Le corps est inhumé en silence, sans cérémonie religieuse, par des membres de la Croix-Rouge qui ont enfilé des gants.

Un membre de la famille ou un proche est autorisé à poser une croix sur la tombe, après avoir enfilé aussi des gants.

Vendredi, deux équipes d'”enterrements dignes et sécurisés” (EDS) ont été agressées à Butembo et à Bunia dans la province voisine de l’Ituri, a rapporté samedi le ministère de la Santé.

“Lorsque l’équipe est arrivée au cimetière ce vendredi, les tombes étaient couvertes et des personnes leur ont lancé des cailloux, blessant un agent EDS”, développe le ministère sur l’incident de Butembo. “Parfois, certains habitants recouvrent les tombes pendant la nuit afin de marquer leur opposition aux enterrements”.

– Choc anthropologique –

Les “EDS” représentent une sorte de choc anthropologique pour les communautés locales habituées à davantage de proximité avec le corps du défunt pour commencer leur travail de deuil.

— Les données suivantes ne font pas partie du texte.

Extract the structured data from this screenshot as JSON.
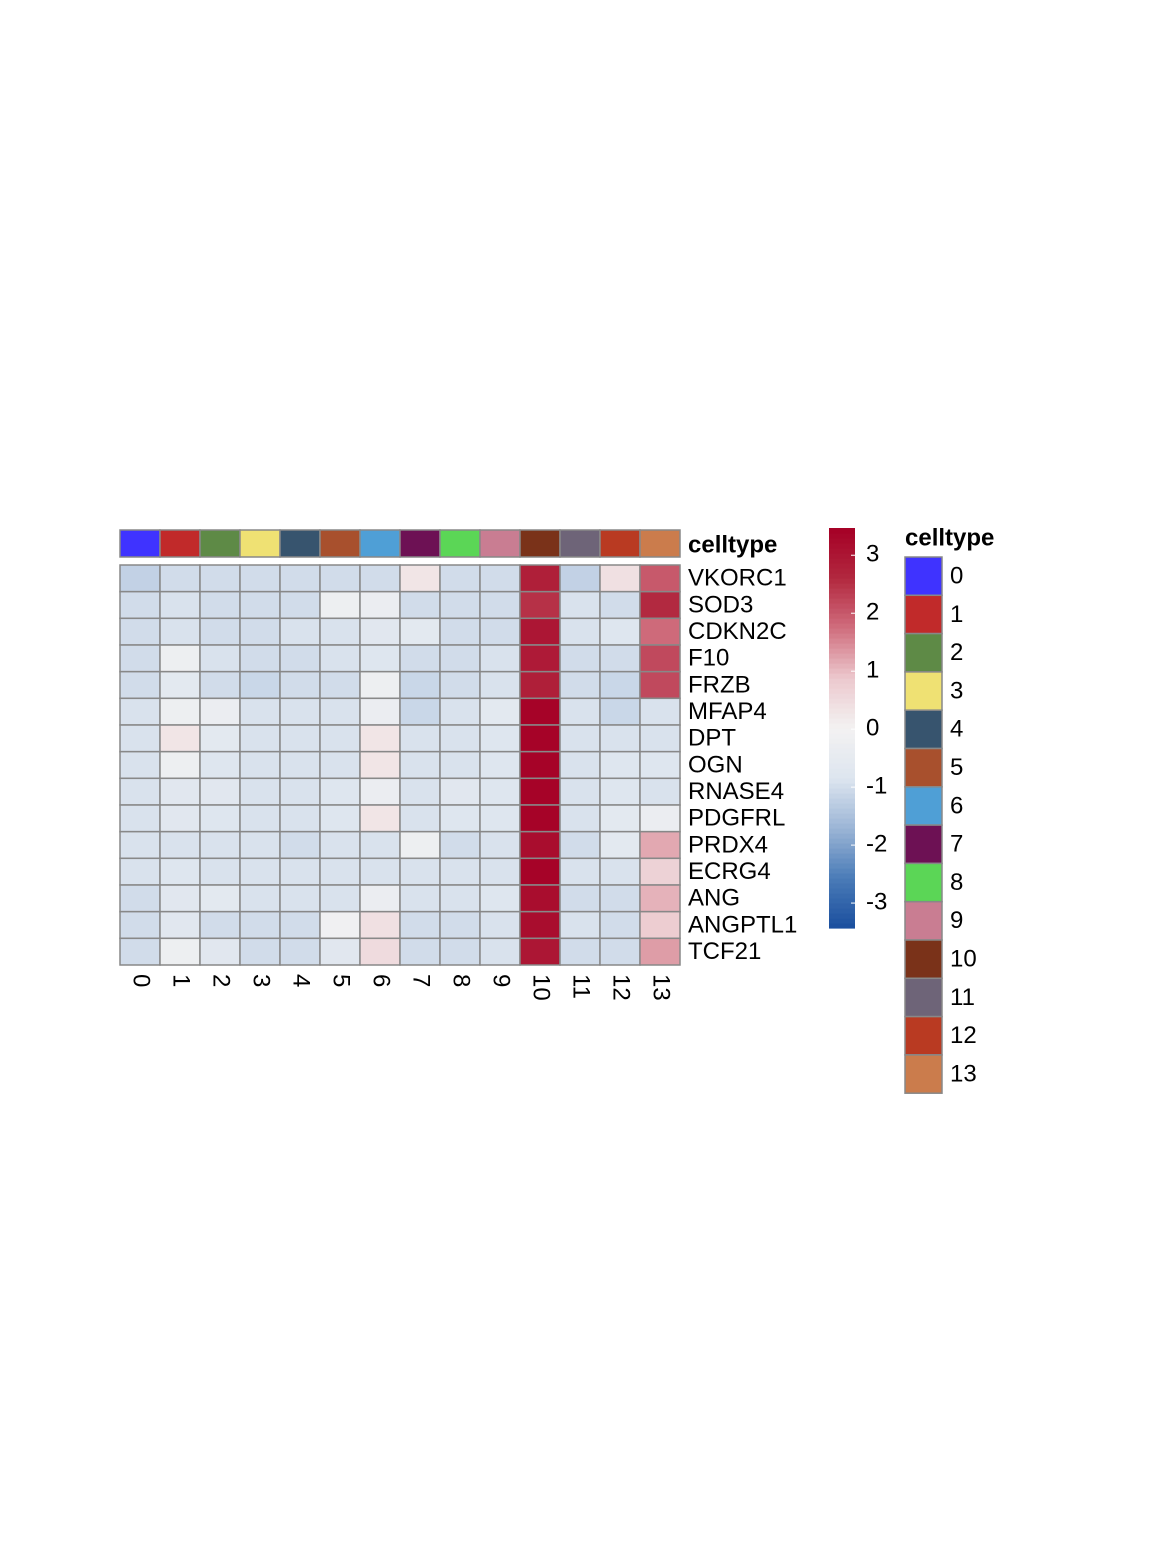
{
  "chart_data": {
    "type": "heatmap",
    "categories": [
      "0",
      "1",
      "2",
      "3",
      "4",
      "5",
      "6",
      "7",
      "8",
      "9",
      "10",
      "11",
      "12",
      "13"
    ],
    "rows": [
      "VKORC1",
      "SOD3",
      "CDKN2C",
      "F10",
      "FRZB",
      "MFAP4",
      "DPT",
      "OGN",
      "RNASE4",
      "PDGFRL",
      "PRDX4",
      "ECRG4",
      "ANG",
      "ANGPTL1",
      "TCF21"
    ],
    "values": [
      [
        -1.2,
        -1.0,
        -1.0,
        -1.0,
        -1.0,
        -1.0,
        -1.0,
        0.3,
        -1.0,
        -1.0,
        2.8,
        -1.2,
        0.4,
        2.0
      ],
      [
        -1.0,
        -0.9,
        -1.0,
        -1.0,
        -1.0,
        -0.2,
        -0.3,
        -1.0,
        -1.0,
        -1.0,
        2.5,
        -0.9,
        -1.0,
        2.6
      ],
      [
        -1.0,
        -0.9,
        -1.0,
        -1.0,
        -0.9,
        -0.9,
        -0.7,
        -0.6,
        -1.0,
        -1.0,
        3.0,
        -0.9,
        -0.8,
        1.8
      ],
      [
        -1.0,
        -0.2,
        -0.9,
        -1.0,
        -1.0,
        -0.9,
        -0.8,
        -1.0,
        -1.0,
        -0.9,
        2.9,
        -1.0,
        -1.0,
        2.2
      ],
      [
        -1.0,
        -0.6,
        -1.0,
        -1.1,
        -1.0,
        -1.0,
        -0.2,
        -1.1,
        -1.0,
        -0.9,
        2.8,
        -1.0,
        -1.1,
        2.2
      ],
      [
        -0.9,
        -0.2,
        -0.3,
        -0.9,
        -0.9,
        -0.9,
        -0.3,
        -1.1,
        -0.9,
        -0.6,
        3.4,
        -0.9,
        -1.1,
        -0.9
      ],
      [
        -0.9,
        0.3,
        -0.6,
        -0.9,
        -0.9,
        -0.9,
        0.3,
        -0.9,
        -0.9,
        -0.8,
        3.4,
        -0.9,
        -0.9,
        -0.9
      ],
      [
        -0.9,
        -0.2,
        -0.8,
        -0.9,
        -0.9,
        -0.9,
        0.3,
        -0.9,
        -0.9,
        -0.8,
        3.4,
        -0.9,
        -0.8,
        -0.8
      ],
      [
        -0.9,
        -0.7,
        -0.7,
        -0.9,
        -0.9,
        -0.8,
        -0.3,
        -0.9,
        -0.7,
        -0.8,
        3.4,
        -0.9,
        -0.8,
        -0.9
      ],
      [
        -0.9,
        -0.7,
        -0.8,
        -0.9,
        -0.9,
        -0.8,
        0.3,
        -0.9,
        -0.8,
        -0.8,
        3.4,
        -0.9,
        -0.6,
        -0.3
      ],
      [
        -0.9,
        -0.9,
        -0.9,
        -0.9,
        -1.0,
        -0.9,
        -0.9,
        -0.2,
        -1.0,
        -0.9,
        3.2,
        -1.0,
        -0.6,
        1.2
      ],
      [
        -0.9,
        -0.8,
        -0.9,
        -0.9,
        -0.9,
        -0.9,
        -0.9,
        -0.9,
        -0.9,
        -0.9,
        3.4,
        -0.9,
        -0.9,
        0.7
      ],
      [
        -1.0,
        -0.7,
        -0.6,
        -0.9,
        -0.9,
        -0.9,
        -0.3,
        -0.9,
        -0.9,
        -0.8,
        3.2,
        -1.0,
        -1.0,
        1.1
      ],
      [
        -1.0,
        -0.7,
        -1.0,
        -1.0,
        -1.0,
        -0.1,
        0.4,
        -1.0,
        -1.0,
        -0.9,
        3.2,
        -0.9,
        -1.0,
        0.8
      ],
      [
        -1.0,
        -0.2,
        -0.7,
        -1.0,
        -1.0,
        -0.7,
        0.5,
        -1.0,
        -1.0,
        -0.9,
        3.0,
        -1.0,
        -1.0,
        1.3
      ]
    ],
    "zlim": [
      -3.43,
      3.47
    ],
    "zticks": [
      3,
      2,
      1,
      0,
      -1,
      -2,
      -3
    ],
    "colorscale": [
      "#1a4e9e",
      "#4a7bb7",
      "#9bb5d6",
      "#dde5ef",
      "#f3f2f2",
      "#ecc9ce",
      "#d06e7e",
      "#b2283f",
      "#a50026"
    ],
    "annotation": {
      "name": "celltype",
      "colors": [
        "#3f33ff",
        "#c12a2a",
        "#5e8a46",
        "#efe173",
        "#37546e",
        "#a8502d",
        "#4f9fd6",
        "#6d1154",
        "#5bd656",
        "#c97d92",
        "#7a3219",
        "#6e6478",
        "#b93a22",
        "#cb7c4c"
      ]
    }
  }
}
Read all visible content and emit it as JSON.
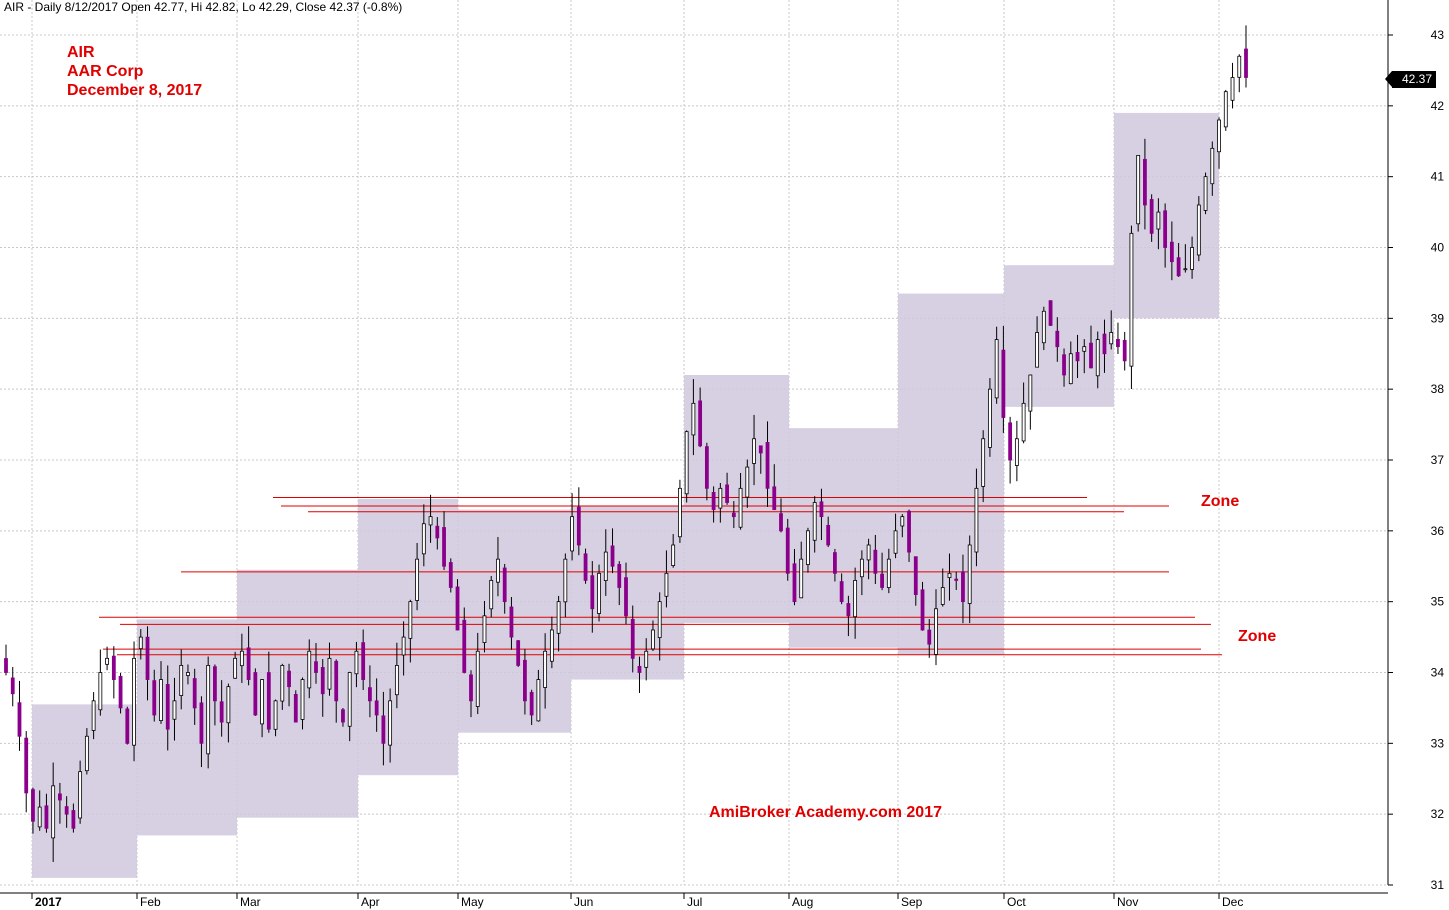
{
  "header": {
    "text": "AIR - Daily 8/12/2017 Open 42.77, Hi 42.82, Lo 42.29, Close 42.37 (-0.8%)"
  },
  "title_lines": [
    "AIR",
    "AAR Corp",
    "December 8, 2017"
  ],
  "zone_labels": [
    "Zone",
    "Zone"
  ],
  "watermark": "AmiBroker Academy.com  2017",
  "last_price_label": "42.37",
  "colors": {
    "zone_fill": "#cfc8dd",
    "up_candle": "#ffffff",
    "down_candle": "#8b008b",
    "support_line": "#e00000",
    "grid": "#c8c8c8",
    "text_red": "#e00000"
  },
  "chart_data": {
    "type": "candlestick",
    "title": "AIR - Daily 8/12/2017 Open 42.77, Hi 42.82, Lo 42.29, Close 42.37 (-0.8%)",
    "ylim": [
      30.9,
      43.2
    ],
    "y_ticks": [
      31,
      32,
      33,
      34,
      35,
      36,
      37,
      38,
      39,
      40,
      41,
      42,
      43
    ],
    "x_ticks": [
      "2017",
      "Feb",
      "Mar",
      "Apr",
      "May",
      "Jun",
      "Jul",
      "Aug",
      "Sep",
      "Oct",
      "Nov",
      "Dec"
    ],
    "grid": true,
    "last": {
      "open": 42.77,
      "high": 42.82,
      "low": 42.29,
      "close": 42.37,
      "change_pct": -0.8
    },
    "monthly_boxes": [
      {
        "month": "Jan",
        "low": 31.1,
        "high": 33.55
      },
      {
        "month": "Feb",
        "low": 31.7,
        "high": 34.75
      },
      {
        "month": "Mar",
        "low": 31.95,
        "high": 35.45
      },
      {
        "month": "Apr",
        "low": 32.55,
        "high": 36.45
      },
      {
        "month": "May",
        "low": 33.15,
        "high": 36.3
      },
      {
        "month": "Jun",
        "low": 33.9,
        "high": 36.35
      },
      {
        "month": "Jul",
        "low": 34.7,
        "high": 38.2
      },
      {
        "month": "Aug",
        "low": 34.35,
        "high": 37.45
      },
      {
        "month": "Sep",
        "low": 34.25,
        "high": 39.35
      },
      {
        "month": "Oct",
        "low": 37.75,
        "high": 39.75
      },
      {
        "month": "Nov",
        "low": 39.0,
        "high": 41.9
      }
    ],
    "horizontal_lines": [
      {
        "level": 36.47,
        "from": "Apr",
        "to": "Oct"
      },
      {
        "level": 36.35,
        "from": "Apr",
        "to": "Nov"
      },
      {
        "level": 36.27,
        "from": "Apr",
        "to": "Oct"
      },
      {
        "level": 35.42,
        "from": "Feb",
        "to": "Nov"
      },
      {
        "level": 34.78,
        "from": "Jan",
        "to": "Nov"
      },
      {
        "level": 34.68,
        "from": "Jan",
        "to": "Dec"
      },
      {
        "level": 34.33,
        "from": "Jan",
        "to": "Nov"
      },
      {
        "level": 34.25,
        "from": "Jan",
        "to": "Dec"
      }
    ],
    "candle_anchors": [
      34.0,
      33.7,
      33.1,
      32.3,
      31.9,
      32.1,
      31.8,
      32.4,
      32.2,
      32.0,
      31.8,
      32.6,
      33.1,
      33.6,
      34.0,
      34.2,
      33.9,
      33.5,
      33.0,
      34.2,
      34.5,
      33.9,
      33.4,
      33.9,
      33.2,
      33.6,
      34.1,
      34.0,
      33.5,
      33.0,
      34.1,
      33.6,
      33.3,
      33.8,
      34.2,
      34.3,
      33.9,
      33.4,
      33.9,
      33.2,
      33.6,
      34.1,
      33.8,
      33.3,
      33.9,
      34.3,
      34.0,
      33.7,
      34.2,
      33.6,
      33.3,
      34.0,
      34.3,
      33.9,
      33.6,
      33.4,
      33.0,
      33.6,
      34.1,
      34.5,
      35.0,
      35.6,
      36.1,
      36.2,
      35.9,
      35.5,
      35.2,
      34.6,
      34.0,
      33.6,
      34.3,
      34.8,
      35.3,
      35.6,
      35.0,
      34.5,
      34.1,
      33.6,
      33.4,
      33.9,
      34.3,
      34.6,
      35.0,
      35.6,
      36.2,
      35.8,
      35.3,
      34.9,
      35.4,
      35.7,
      35.5,
      35.2,
      34.8,
      34.2,
      34.0,
      34.3,
      34.6,
      35.0,
      35.4,
      35.8,
      36.6,
      37.4,
      37.8,
      37.2,
      36.6,
      36.3,
      36.6,
      36.4,
      36.2,
      36.6,
      36.9,
      37.3,
      37.1,
      36.6,
      36.3,
      36.0,
      35.4,
      35.0,
      35.6,
      36.0,
      36.4,
      36.2,
      35.8,
      35.4,
      35.0,
      34.8,
      35.3,
      35.6,
      35.8,
      35.4,
      35.2,
      35.6,
      36.0,
      36.2,
      35.7,
      35.1,
      34.6,
      34.4,
      34.9,
      35.2,
      35.4,
      35.3,
      35.0,
      35.8,
      36.6,
      37.3,
      38.0,
      38.7,
      37.6,
      37.0,
      37.3,
      37.8,
      38.2,
      38.8,
      39.1,
      38.9,
      38.6,
      38.2,
      38.5,
      38.4,
      38.6,
      38.3,
      38.7,
      38.5,
      38.8,
      38.6,
      38.4,
      40.2,
      41.3,
      40.6,
      40.2,
      40.5,
      40.0,
      39.8,
      39.6,
      39.7,
      40.0,
      40.6,
      41.0,
      41.4,
      41.8,
      42.2,
      42.4,
      42.7,
      42.4
    ]
  }
}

“La coutume veut que le corps du défunt rentre d’abord à la maison. Et lorsque les gens pleurent, ils ont l’occasion de toucher le corps pour la dernière fois”, explique Séros Muyisa Kamathe, guide et interprète de l’AFP à Beni et Butembo.

“Avant d’aller au cimetière, on ouvre le cercueil pour que les gens contemplent le corps du défunt pour la dernière fois. C’est la famille et les voisins qui ont le monopole d’aller chercher un bon emplacement pour creuser la tombe”, détaille-t-il.

Ce choc des rites funéraires va de pair avec le déni de la maladie par une partie de la communauté.

Ces “résistances” avaient déjà été observées en (Guinée, Liberia, Sierra Leone) pendant la grande épidémie de 2014 (11.000 morts).

L’actuelle épidémie, la deuxième la plus grave après celle de 2014, présente des singularités sans précédent.

Elle touche une région qui vit dans la défiance des autorités incapables d’enrayer des massacres de civils à Beni depuis 2014.

L’annonce par les autorités du report de l’élection présidentielle du 30 décembre en raison d’Ebola a aggravé le ressentiment dans ce fief de l’opposition.

Au total, 1.198 personnes ont succombé au virus d’Ebola depuis la déclaration de l’épidémie le 1er août dernier.

“Ce n’est pas possible d’arrêter Ebola dans une telle situation de tensions au niveau communautaire, de manipulations politiques, et avec tous les groupes armés” actifs, s’est alarmé un haut-responsable de l’Organisation mondiale de la Santé (OMS) de retour d’une mission à Beni-Butembo en fin de semaine.

Les autorités sanitaires veulent rester optimistes en rappelant que plus de 118.000 personnes ont été vaccinées contre le virus, qui a épargné les deux pays voisins sur leur garde, le Rwanda et l’Ouganda.